The amount of brandy this recipe will make can vary depending on a number of factors, such as the alcohol content of the wash, the efficiency of your still, and how many times you distill the brandy. However, as a rough estimate, assuming that the alcohol content of the wash is around 10-12% and you achieve an average yield of around 10-15% during the distillation process, you can expect to get around 1-1.5 liters of brandy from 10 liters of wine. Keep in mind that this is just an estimate, and your actual yield may be higher or lower.
Ingredients:
- 10 liters of wine (red or white)
- 1 kilogram of sugar
- Yeast
- Distilled water
Method:
- Pour the wine into a large fermentation vessel and add the sugar. Stir until the sugar dissolves completely.
- Sprinkle the yeast over the surface of the wine and stir gently.
- Cover the vessel with a lid or a cloth and let it ferment for about 7-10 days, or until the fermentation has slowed down significantly.
- Once the fermentation is complete, transfer the fermented mixture (called the “wash”) to the still.
- Add enough distilled water to the still to cover the wash by about 5-8 centimeters.

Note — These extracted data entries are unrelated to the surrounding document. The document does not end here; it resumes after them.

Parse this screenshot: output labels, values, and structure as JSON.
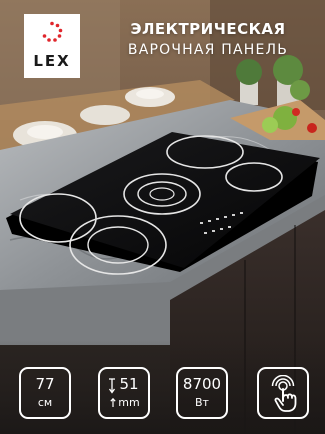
{
  "brand": {
    "name": "LEX"
  },
  "headline": {
    "line1": "ЭЛЕКТРИЧЕСКАЯ",
    "line2": "ВАРОЧНАЯ ПАНЕЛЬ"
  },
  "badges": [
    {
      "value": "77",
      "unit": "см",
      "icon": "width-icon"
    },
    {
      "value": "51",
      "unit": "mm",
      "icon": "height-arrow-icon"
    },
    {
      "value": "8700",
      "unit": "Вт",
      "icon": "power-icon"
    },
    {
      "value": "",
      "unit": "",
      "icon": "touch-control-icon"
    }
  ],
  "colors": {
    "accent_red": "#e0262c",
    "badge_border": "#ffffff",
    "text_light": "#ffffff",
    "hob_black": "#0b0b0c"
  }
}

- Heat the still slowly, until the wash begins to boil and the alcohol vaporizes. Collect the vapor in a separate container.

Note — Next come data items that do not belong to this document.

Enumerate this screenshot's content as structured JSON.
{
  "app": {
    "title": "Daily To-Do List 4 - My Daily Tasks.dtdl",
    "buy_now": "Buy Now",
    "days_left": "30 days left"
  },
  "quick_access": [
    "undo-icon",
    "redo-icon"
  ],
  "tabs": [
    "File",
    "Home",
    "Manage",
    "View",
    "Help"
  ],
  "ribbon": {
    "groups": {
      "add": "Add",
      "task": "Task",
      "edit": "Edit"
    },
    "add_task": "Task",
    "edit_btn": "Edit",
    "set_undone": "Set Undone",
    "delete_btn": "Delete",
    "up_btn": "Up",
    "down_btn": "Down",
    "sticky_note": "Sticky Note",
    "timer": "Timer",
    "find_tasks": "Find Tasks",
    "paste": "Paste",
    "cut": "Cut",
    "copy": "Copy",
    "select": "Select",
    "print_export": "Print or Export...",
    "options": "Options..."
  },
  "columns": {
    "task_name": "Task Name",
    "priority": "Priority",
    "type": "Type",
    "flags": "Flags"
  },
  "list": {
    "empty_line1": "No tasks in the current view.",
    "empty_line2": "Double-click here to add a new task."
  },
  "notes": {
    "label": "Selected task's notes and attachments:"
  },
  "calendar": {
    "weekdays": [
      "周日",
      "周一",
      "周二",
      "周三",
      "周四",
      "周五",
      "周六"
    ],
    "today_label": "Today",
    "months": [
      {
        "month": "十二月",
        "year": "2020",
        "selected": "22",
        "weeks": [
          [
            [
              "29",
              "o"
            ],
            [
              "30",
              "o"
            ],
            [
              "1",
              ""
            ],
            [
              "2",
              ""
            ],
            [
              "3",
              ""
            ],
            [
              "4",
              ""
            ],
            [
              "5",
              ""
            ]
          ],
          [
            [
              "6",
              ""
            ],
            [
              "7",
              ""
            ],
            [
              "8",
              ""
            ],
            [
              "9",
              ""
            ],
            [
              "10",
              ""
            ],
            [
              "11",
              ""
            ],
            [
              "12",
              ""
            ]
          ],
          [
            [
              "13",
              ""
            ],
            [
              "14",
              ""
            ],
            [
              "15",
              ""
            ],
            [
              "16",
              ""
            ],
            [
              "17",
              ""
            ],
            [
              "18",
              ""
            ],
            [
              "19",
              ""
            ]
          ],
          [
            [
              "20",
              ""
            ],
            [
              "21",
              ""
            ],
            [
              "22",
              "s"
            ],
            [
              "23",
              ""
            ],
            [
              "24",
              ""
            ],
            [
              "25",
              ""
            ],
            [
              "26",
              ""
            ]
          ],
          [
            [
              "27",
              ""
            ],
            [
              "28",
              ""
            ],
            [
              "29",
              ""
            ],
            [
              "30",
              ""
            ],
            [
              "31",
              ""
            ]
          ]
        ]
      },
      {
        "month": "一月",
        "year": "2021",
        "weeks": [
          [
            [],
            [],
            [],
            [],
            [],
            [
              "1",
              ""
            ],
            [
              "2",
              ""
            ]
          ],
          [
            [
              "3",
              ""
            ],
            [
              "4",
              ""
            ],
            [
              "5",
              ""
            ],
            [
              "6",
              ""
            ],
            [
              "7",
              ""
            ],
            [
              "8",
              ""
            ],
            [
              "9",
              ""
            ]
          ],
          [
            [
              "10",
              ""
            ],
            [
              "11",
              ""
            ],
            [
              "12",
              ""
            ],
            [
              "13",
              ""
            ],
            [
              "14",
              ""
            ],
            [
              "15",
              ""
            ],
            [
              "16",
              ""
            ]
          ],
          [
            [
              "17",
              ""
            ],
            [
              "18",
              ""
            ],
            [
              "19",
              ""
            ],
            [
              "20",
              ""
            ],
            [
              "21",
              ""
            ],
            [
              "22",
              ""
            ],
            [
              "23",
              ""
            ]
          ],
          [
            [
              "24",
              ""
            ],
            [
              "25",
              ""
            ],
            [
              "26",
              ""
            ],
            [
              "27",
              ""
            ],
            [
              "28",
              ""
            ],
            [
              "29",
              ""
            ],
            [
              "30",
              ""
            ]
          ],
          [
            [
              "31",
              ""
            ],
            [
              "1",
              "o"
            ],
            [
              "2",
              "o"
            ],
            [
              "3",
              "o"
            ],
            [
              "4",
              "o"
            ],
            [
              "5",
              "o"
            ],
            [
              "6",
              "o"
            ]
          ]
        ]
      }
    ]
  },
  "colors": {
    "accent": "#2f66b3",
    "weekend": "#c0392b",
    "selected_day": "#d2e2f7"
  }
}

- Continue to heat the still until the alcohol vapor condenses and drips out of the still’s outlet into another container.
- Discard the first few milliliters of distilled alcohol, which may contain impurities or toxins.

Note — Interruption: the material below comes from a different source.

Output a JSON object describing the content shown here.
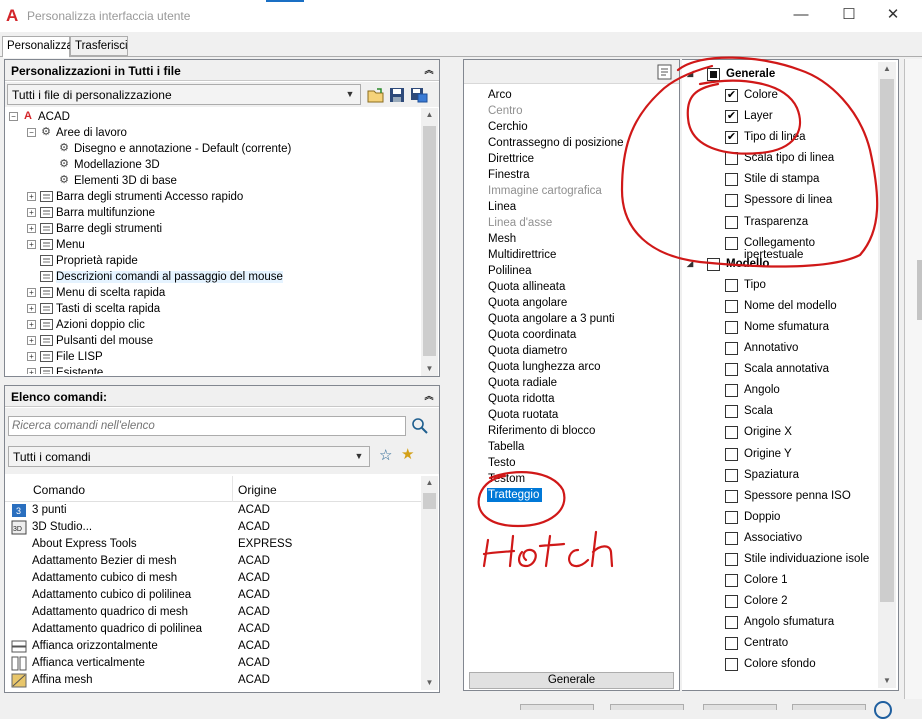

- Collect the remaining distilled alcohol in a separate container and measure the alcohol content using a hydrometer. If the alcohol content is below 40%, you can distill the brandy again to increase the alcohol content.
- Age the brandy in oak barrels or glass containers for at least a year, or until it develops the desired flavor and aroma.
- Once the brandy is aged, filter it through a cheesecloth or a coffee filter to remove any sediment or impurities.
- Bottle the brandy and store it in a cool, dark place until you’re ready to enjoy it.